Strona 12 z 14
Re: Poród - co warto wiedzieć ...i mieć ;)
: czwartek 04 lut 2016, 13:50
autor: miszakai
hania pisze:Jak ktoś kupi wagę to poproszę o recenzje.
Kupiwszy

Wygląda fajnie, trochę dizajnerska jak wszystko w tym sklepie

ale prosta jak cep, poręczna. Wielkość średniego tel. kom., koszyczek w zestawie ale można podwiesić na haczyku co się chce. Można ważyć trzymając w jednej ręce albo wagę też na czymś zawiesić. Przyda się w domu np. do ważenia bagażu przed lotem samolotem. Taruje i waży w różnych jednostkach. Ponoć temperaturę jeszcze wskazuje ale tego jeszcze nie sprawdzałam. Do 5 kg margines błędu wynosi 5g a powyżej do 10g. Max. ciężar 40kg, chociaż z tyłu, gdzie są zakresy dla błędów jest nawet do 50 kg.
Ja mam z kolei pytanie o dry bed.

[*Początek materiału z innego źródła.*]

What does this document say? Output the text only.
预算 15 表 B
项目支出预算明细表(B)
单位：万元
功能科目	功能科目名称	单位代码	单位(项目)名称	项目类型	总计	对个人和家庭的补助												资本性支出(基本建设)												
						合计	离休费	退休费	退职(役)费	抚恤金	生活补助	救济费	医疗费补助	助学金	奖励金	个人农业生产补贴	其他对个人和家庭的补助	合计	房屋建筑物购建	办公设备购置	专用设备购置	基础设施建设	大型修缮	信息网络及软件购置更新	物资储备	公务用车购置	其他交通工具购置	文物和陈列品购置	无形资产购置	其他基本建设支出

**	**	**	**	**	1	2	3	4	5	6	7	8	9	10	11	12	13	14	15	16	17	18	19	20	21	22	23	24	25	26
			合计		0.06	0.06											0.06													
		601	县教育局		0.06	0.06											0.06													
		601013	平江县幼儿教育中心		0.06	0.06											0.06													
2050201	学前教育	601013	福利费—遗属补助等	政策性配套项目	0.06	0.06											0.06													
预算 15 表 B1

Widziałam, macałam. Miziaty. Ale jakoś nie czuję jak to ma działać do końca

No bo pow. pozostaje sucha i tu ok, rozumiem, doceniam. Tylko wilgoć/ciecz przelatuje na wylot, tak? To w sumie kładąc to np. do kojca powinno się pod spód dać coś co wchłonie czy coś nieprzepuszczającego, jak cerata ale wtedy bokami poleci przecież. No bo podkłady chłonne takie z apteki to wchłoną i zatrzymają wilgoć głębiej a tu przeleci...Są one zróżnicowane cenowo? Jakieś są oszukane? Lepsze? Gorsze?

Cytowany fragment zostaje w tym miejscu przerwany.